Posted by Molly Wendell // in Job Search
Did you see the article this week from LinkedIn where they talked about the most overused buzzwords in members’ profile summaries? (http://www.forbes.com/sites/meghancasserly/2011/12/13/the-most-over-used-business-buzzwords-of-2011/) Their premise is that if you’re trying to sound unique and using the same words as everyone else, then, you’re not so unique. They have a point.
Do people need to revisit their profiles? Yes, they do. Do people need to sound more fascinating? Yes they do. Do people obviously hate talking about themselves? Yes they do – and it shows!
Here are a few of the words LinkedIn considers overused – and here are some ideas of how you could replace them with more interesting content:
Effective: Instead of being effective, say: I get things done. I get things done people think can’t be done. And then give an example of something that was way beyond reach that you accomplished.

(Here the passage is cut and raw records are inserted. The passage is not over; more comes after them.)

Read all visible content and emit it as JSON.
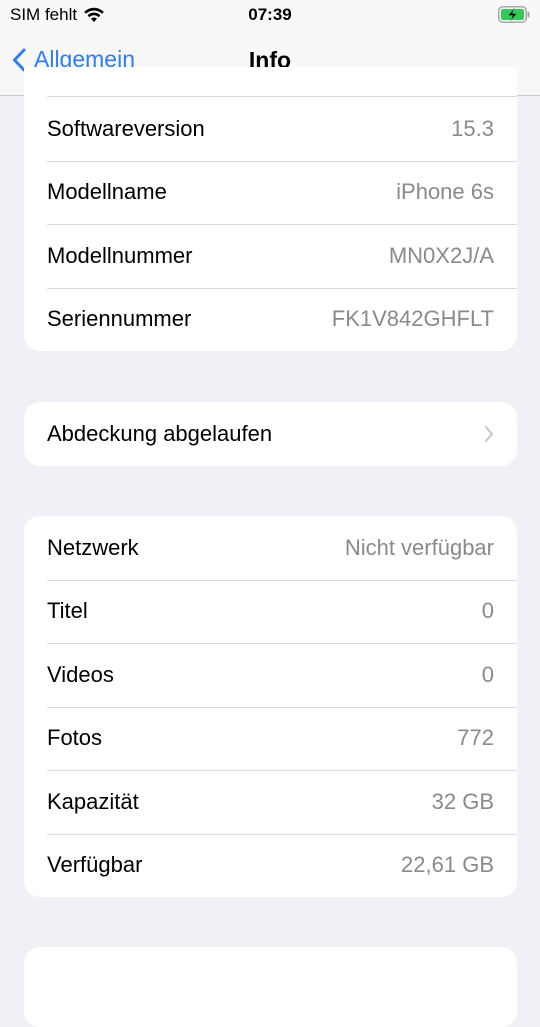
{
  "status_bar": {
    "carrier": "SIM fehlt",
    "time": "07:39",
    "icons": [
      "wifi-icon",
      "battery-charging-icon"
    ],
    "battery_color": "#34c759"
  },
  "nav": {
    "back_label": "Allgemein",
    "title": "Info",
    "accent_color": "#2f7cf6"
  },
  "groups": [
    {
      "rows": [
        {
          "label": "Softwareversion",
          "value": "15.3"
        },
        {
          "label": "Modellname",
          "value": "iPhone 6s"
        },
        {
          "label": "Modellnummer",
          "value": "MN0X2J/A"
        },
        {
          "label": "Seriennummer",
          "value": "FK1V842GHFLT"
        }
      ]
    },
    {
      "rows": [
        {
          "label": "Abdeckung abgelaufen",
          "icon": "chevron-right-icon"
        }
      ]
    },
    {
      "rows": [
        {
          "label": "Netzwerk",
          "value": "Nicht verfügbar"
        },
        {
          "label": "Titel",
          "value": "0"
        },
        {
          "label": "Videos",
          "value": "0"
        },
        {
          "label": "Fotos",
          "value": "772"
        },
        {
          "label": "Kapazität",
          "value": "32 GB"
        },
        {
          "label": "Verfügbar",
          "value": "22,61 GB"
        }
      ]
    }
  ]
}
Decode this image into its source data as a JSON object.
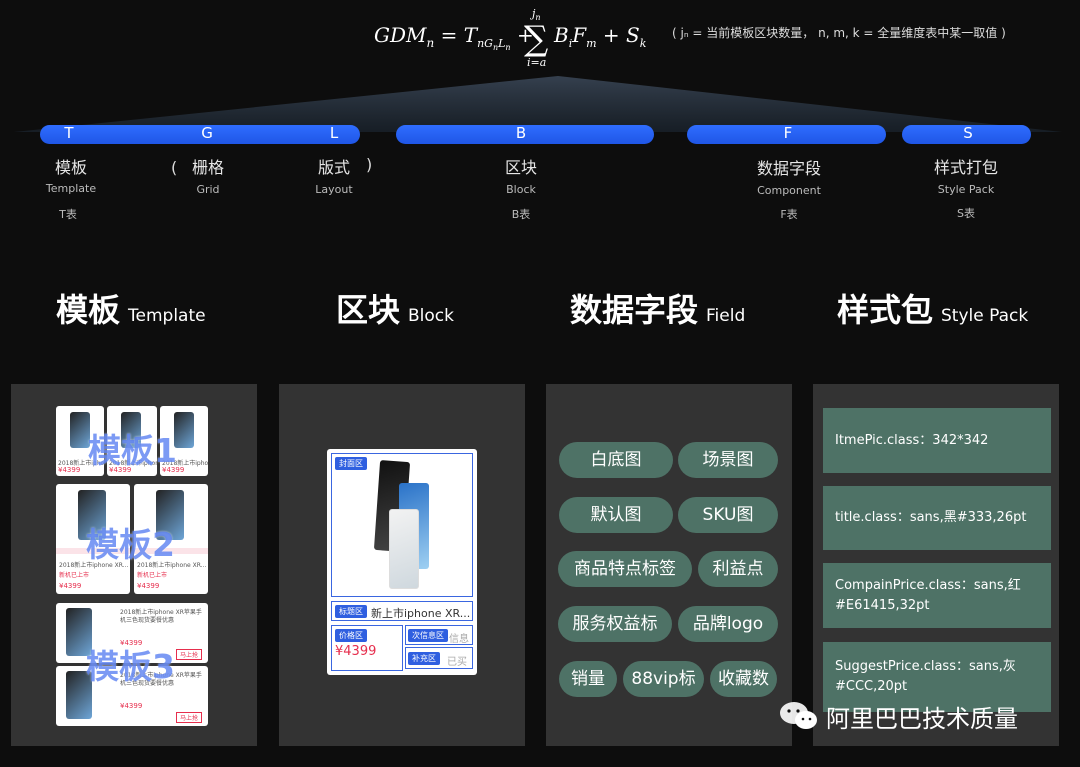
{
  "formula": {
    "lhs_main": "GDM",
    "lhs_sub": "n",
    "t_main": "T",
    "t_sub1": "n",
    "t_sub2": "G",
    "t_sub3": "n",
    "t_sub4": "L",
    "t_sub5": "n",
    "sum_top": "j",
    "sum_top_sub": "n",
    "sum_bottom": "i=a",
    "b_main": "B",
    "b_sub": "i",
    "f_main": "F",
    "f_sub": "m",
    "s_main": "S",
    "s_sub": "k",
    "note": "( jₙ = 当前模板区块数量， n, m, k = 全量维度表中某一取值 )"
  },
  "dimensions": [
    {
      "letter": "T",
      "cn": "模板",
      "en": "Template",
      "table": "T表"
    },
    {
      "letter": "G",
      "cn": "栅格",
      "en": "Grid",
      "table": ""
    },
    {
      "letter": "L",
      "cn": "版式",
      "en": "Layout",
      "table": ""
    },
    {
      "letter": "B",
      "cn": "区块",
      "en": "Block",
      "table": "B表"
    },
    {
      "letter": "F",
      "cn": "数据字段",
      "en": "Component",
      "table": "F表"
    },
    {
      "letter": "S",
      "cn": "样式打包",
      "en": "Style Pack",
      "table": "S表"
    }
  ],
  "parens": {
    "open": "(",
    "close": ")"
  },
  "headings": [
    {
      "cn": "模板",
      "en": "Template"
    },
    {
      "cn": "区块",
      "en": "Block"
    },
    {
      "cn": "数据字段",
      "en": "Field"
    },
    {
      "cn": "样式包",
      "en": "Style Pack"
    }
  ],
  "template_panel": {
    "overlay_1": "模板1",
    "overlay_2": "模板2",
    "overlay_3": "模板3",
    "price": "¥4399",
    "item_title": "2018新上市iphone XR苹果手机三色现货要餐优惠",
    "item_title_short": "2018新上市iphone XR...",
    "badge": "新机已上市",
    "button": "马上抢"
  },
  "block_panel": {
    "cover_label": "封面区",
    "title_label": "标题区",
    "title_text": "新上市iphone XR...",
    "price_label": "价格区",
    "price_text": "¥4399",
    "secondary_label": "次信息区",
    "secondary_text": "信息",
    "supplement_label": "补充区",
    "supplement_text": "已买"
  },
  "field_tags": [
    "白底图",
    "场景图",
    "默认图",
    "SKU图",
    "商品特点标签",
    "利益点",
    "服务权益标",
    "品牌logo",
    "销量",
    "88vip标",
    "收藏数"
  ],
  "style_items": [
    "ItmePic.class：342*342",
    "title.class：sans,黑#333,26pt",
    "CompainPrice.class：sans,红 #E61415,32pt",
    "SuggestPrice.class：sans,灰 #CCC,20pt"
  ],
  "watermark": "阿里巴巴技术质量",
  "colors": {
    "accent_blue": "#2f6dff",
    "tag_green": "#4e7266",
    "panel_gray": "#333333",
    "price_red": "#e62e4d"
  }
}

Extensive experience: Actually, I like to know if someone has extensive experience in something. The problem lies in the fact that typically people don’t also share where they have moderate experience – so it’s kind of hard to define what extensive experience actually means. If you say “15 years in the technology industry” or “20 years in retail inventory planning and assortment” people will pretty much figure out how extensive your experience is. Just be sure that you don’t create an example that could be questioned or make you sound not up-to-date. For example, let’s say you worked in the PC industry in the early 80s. That would make you one of the few. And while that’s kind of cool, it makes you sound dated. But, if you were always on the cutting edge – and went from PCs in early 80s to digital video compression technologies to Cloud, then that’d tell a better story.
Track Record: I can completely see how this term is overused. Everyone has a track record, don’t they? Even the people who come in last place. It’s recorded somewhere, right? This is where the “how much by when” statements mean so much more than the words “proven track record.” For example, let’s say you’re in sales, and for the last five years, you’ve consistently achieved 200% of your quota. That’s good. That sounds like a track record. But if you tell me you’ve been over 100% (or hanging out at 105%) that doesn’t seem like a stretch.
Organizational: I honestly don’t know what a person could possibly be thinking by putting this in their profile as a standalone word. I’m guessing it probably precedes words like effectiveness or design. But then I got curious and looked it up on LinkedIn and found more than 1 million profiles with the word organizational. So I started going through some profiles and found that, unless you’re in OD, most people who used this word had profiles that were less than exciting. I have no substitute for this word. I recommend removing it (unless you’re in OD)!!
Creative: Yeah, yeah, everybody thinks they’re creative. And actually, most people are. No one person has the lock on creativity, but what might be more interesting is talking about where and how you’re creative. Are you the person who figures out how to solve the big challenges – the bigger the better. Then say that! Are you the marketing person with a talent in taking boring collateral and making it pop? Are you financial person who figures out ways to increase the bottom line without cutting a bunch of people? Sounds like someone I’d like to work with!
But getting rid of buzzwords is only half the battle. Maybe what LinkedIn could do next is analyze the profiles on a scale of how boring they are. It could be called a z-score. The number of z’s in your profile could indicate how absolutely boring, not fun, not fascinating you seem. A score of Zzzzz would be a total snoozer, whereas a Zz might just tip the eyelids a touch.
Perhaps if people focused less on the big words and actually were more dynamic, innovative and creative by being real, authentic and interesting, then LinkedIn would have a more effective organizational track record!